Inflammation

Inflammation is increasingly recognized as a major player in the pathophysiological mechanisms of diabetic retinopathy. Through our discovery approaches performed on ocular tissues from human donors with and without diabetes and/or retinopathy, several inflammatory regulators have been identified and are currently under investigation. 

Additionally, alpha-crystallins have been associated with inflammation in multiple sclerosis and other neuro-inflammatory associated diseases, but the potential interaction in diabetic retinopathy has not been explored. We are exploring the role of alpha-crystallins in the regulation of the retinal inflammatory response using cell culture methods as well as animal models of neuro-infllammatory diseases.

Targeting metabolism as a therapeutic for proliferative vitreoretinopathy (PVR)

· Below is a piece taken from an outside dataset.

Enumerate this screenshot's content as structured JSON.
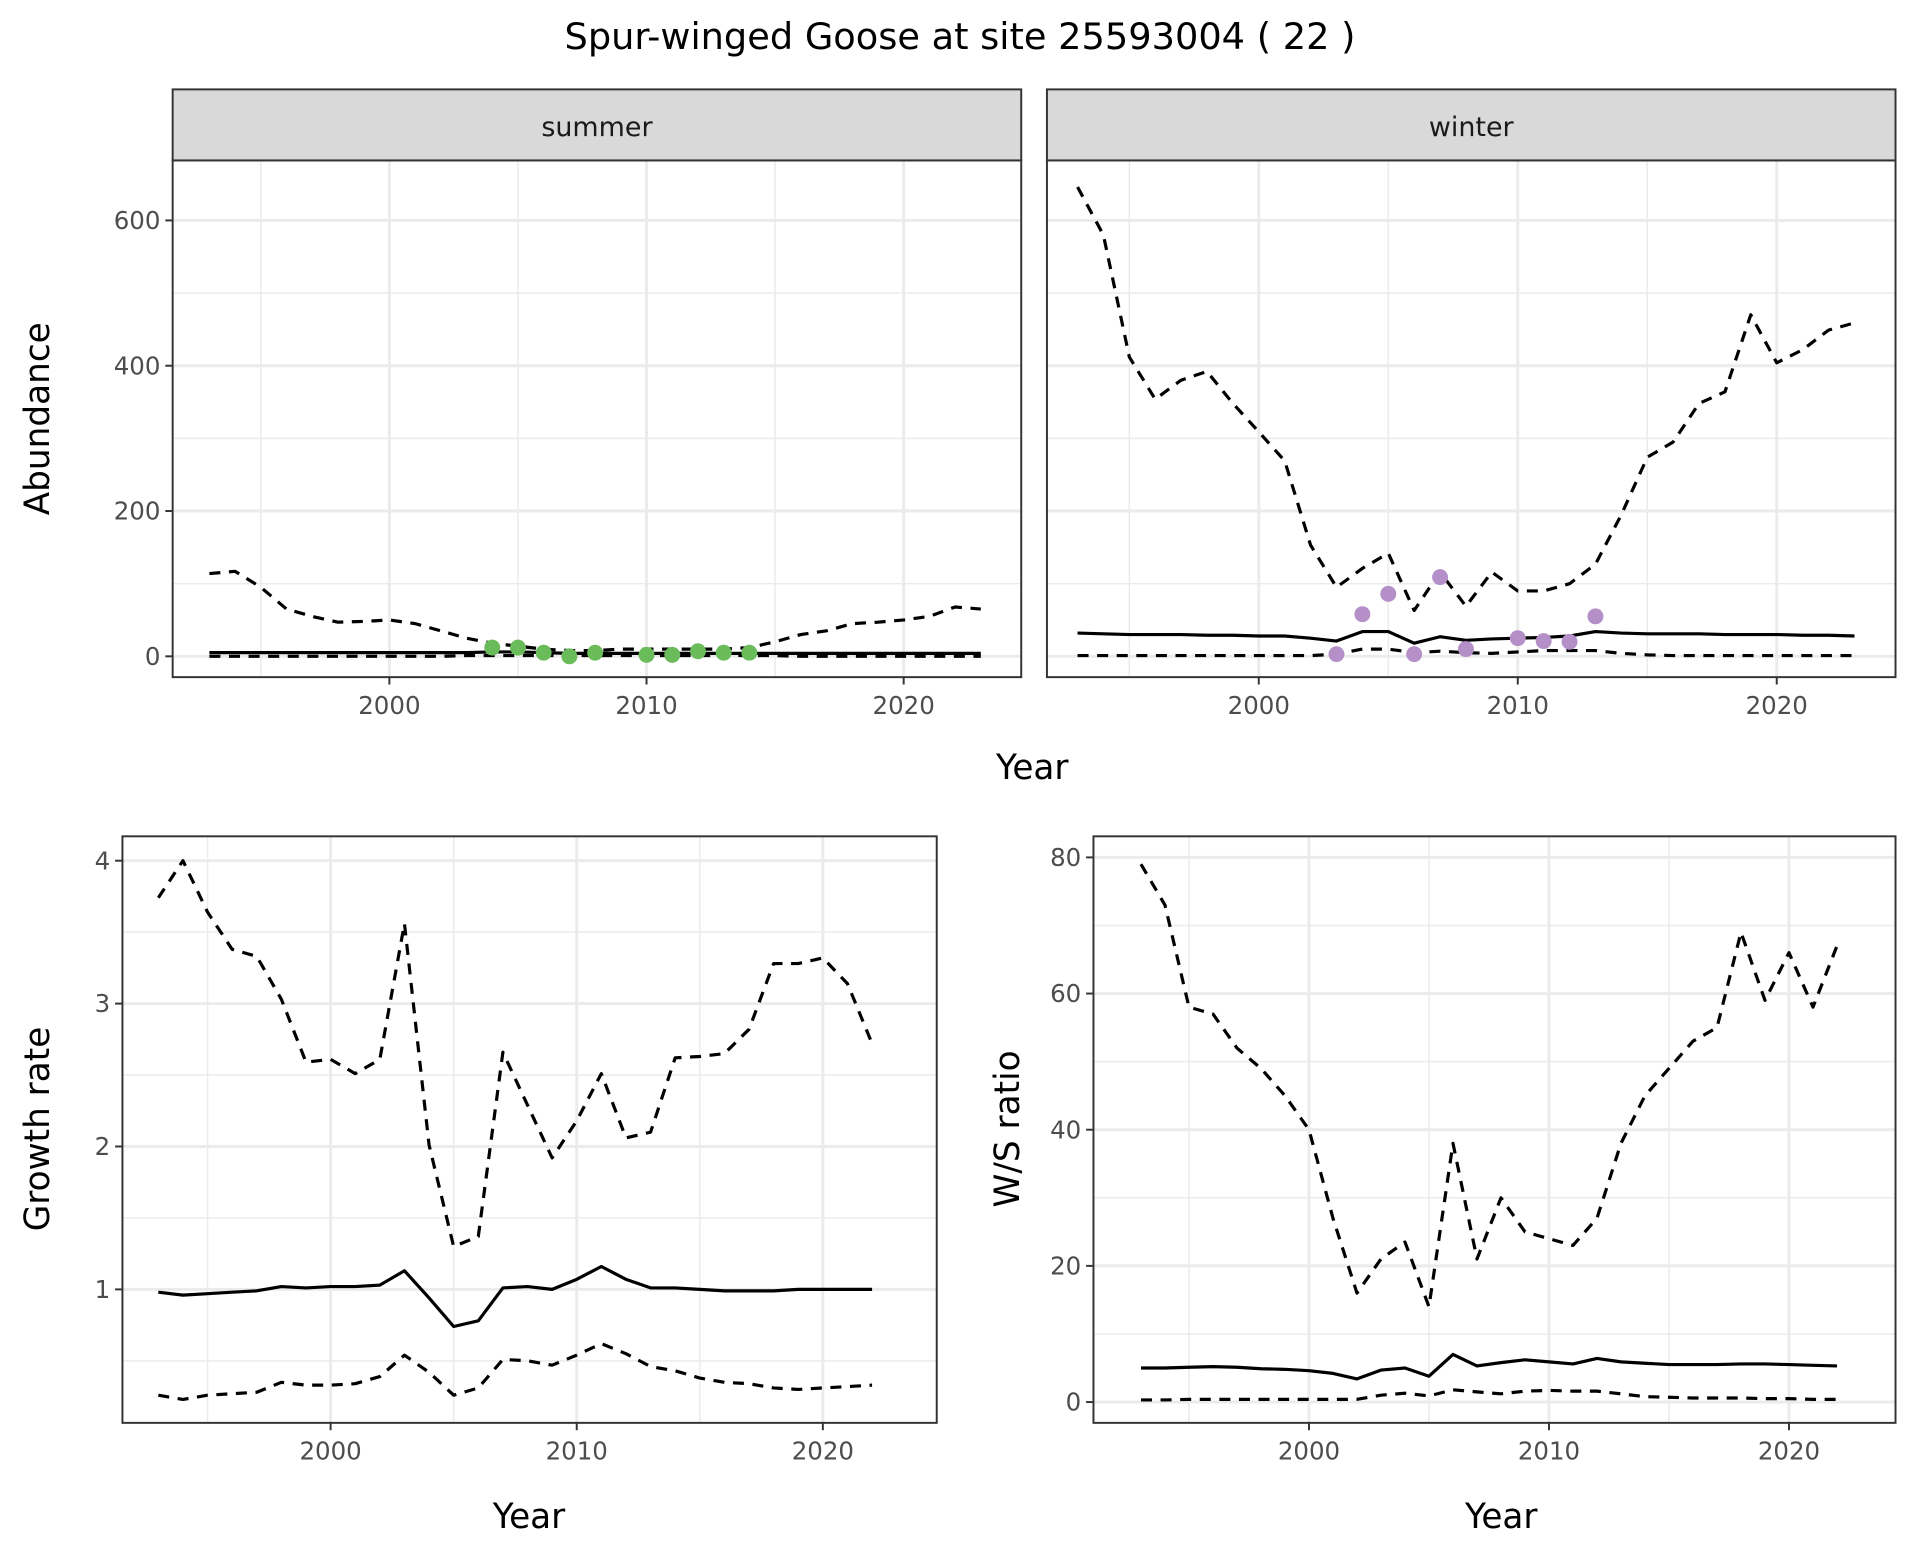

Retinal detachment (RD) is an important cause of visual loss and its incidence is increasing. Proliferative vitreoretinopathy (PVR), which is characterized by fibrotic membranes on both surfaces of the retina, represents the greatest risk of failure of RD repair surgery and portends poor visual outcomes. PVR management is currently restricted to the surgical removal of the membranes, which can incite further retinal damage and recurrent PVR. As no pharmacologic intervention has prevented the formation of PVR, a significant unmet therapeutic need exists. Yet, limited understanding of PVR’s molecular mechanisms has hampered development of such therapeutics. This project provides fundamental insight into the cellular metabolic reprogramming that is crucial in the pathogenesis of PVR.

PVR is a complex process that involves the coordination of retinal pigment epithelium (RPE), glia, macrophages, and T cells. As metabolic reprogramming regulates the activation of T cells and macrophages and the fibroblastic transition RPE cells undergo during this visually debilitating process, targeting metabolism may be a novel therapeutic strategy that affects two critical components in PVR pathogenesis.